DLBCL NOS was the most common diagnosis in both cohorts (LTAC, 51%; real-world QCC, 57%; Table 1). For variables with adequate data, differences in disease characteristics between the LTAC and QCC, respectively, were observed for bulky disease (11% vs 21%), prior HSCT (34% vs 11%), disease refractory to last prior therapy (79% vs 90%), chemotherapy-refractory disease (49% vs 60%), chemotherapy-sensitive disease (33% vs 25%), disease relapse <12 months after autologous HSCT (18% vs 6%), and best response to prior therapy (56% vs 35%, with CR as best prior response).

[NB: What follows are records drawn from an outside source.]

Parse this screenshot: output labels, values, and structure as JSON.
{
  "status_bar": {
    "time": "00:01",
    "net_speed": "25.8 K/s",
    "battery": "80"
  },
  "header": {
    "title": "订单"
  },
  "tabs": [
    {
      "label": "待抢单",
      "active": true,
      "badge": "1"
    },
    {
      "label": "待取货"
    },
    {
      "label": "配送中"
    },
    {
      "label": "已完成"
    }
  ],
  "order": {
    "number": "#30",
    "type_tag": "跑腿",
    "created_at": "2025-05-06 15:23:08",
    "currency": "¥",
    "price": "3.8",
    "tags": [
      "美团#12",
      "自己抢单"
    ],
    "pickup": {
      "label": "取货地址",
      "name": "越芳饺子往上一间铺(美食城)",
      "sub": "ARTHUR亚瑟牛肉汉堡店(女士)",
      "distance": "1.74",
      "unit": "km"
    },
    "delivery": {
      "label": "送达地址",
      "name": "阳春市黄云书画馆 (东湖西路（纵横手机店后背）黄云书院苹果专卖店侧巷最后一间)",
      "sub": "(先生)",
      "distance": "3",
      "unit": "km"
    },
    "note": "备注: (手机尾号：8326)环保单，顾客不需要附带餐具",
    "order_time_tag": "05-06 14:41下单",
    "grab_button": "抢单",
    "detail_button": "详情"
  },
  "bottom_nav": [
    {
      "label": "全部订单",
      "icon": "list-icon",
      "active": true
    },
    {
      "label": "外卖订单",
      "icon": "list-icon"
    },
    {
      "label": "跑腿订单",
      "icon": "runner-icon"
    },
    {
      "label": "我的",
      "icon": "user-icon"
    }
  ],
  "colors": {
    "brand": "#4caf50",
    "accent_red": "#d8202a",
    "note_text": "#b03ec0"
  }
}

To explore the comparative effectiveness of liso-cel versus available conventional therapies, cohorts were assembled that accounted for discrepancies in the distribution of prior LOTs. For these cohorts, differences in baseline characteristics between groups were generally consistent with those noted for the LTAC and QCC, except for distribution of prior LOTs. In the LOT-matched analysis, 49% of patients in the LTAC and sACC had 1–2 prior LOTs, and in the LOT-3L–restricted analysis, all patients in the LTAC-3L and ACC had 2 prior LOTs (Supplementary Table 1). The most common index treatments in the ICC and QCC are presented in Supplementary Table 2. In the QCC, 15 patients received allogeneic HSCT as the index treatment, and an additional 8 patients received allogeneic HSCT as subsequent therapy. HSCT received before and after treatment in the TRANSCEND efficacy-evaluable population is presented in Supplementary Table 3.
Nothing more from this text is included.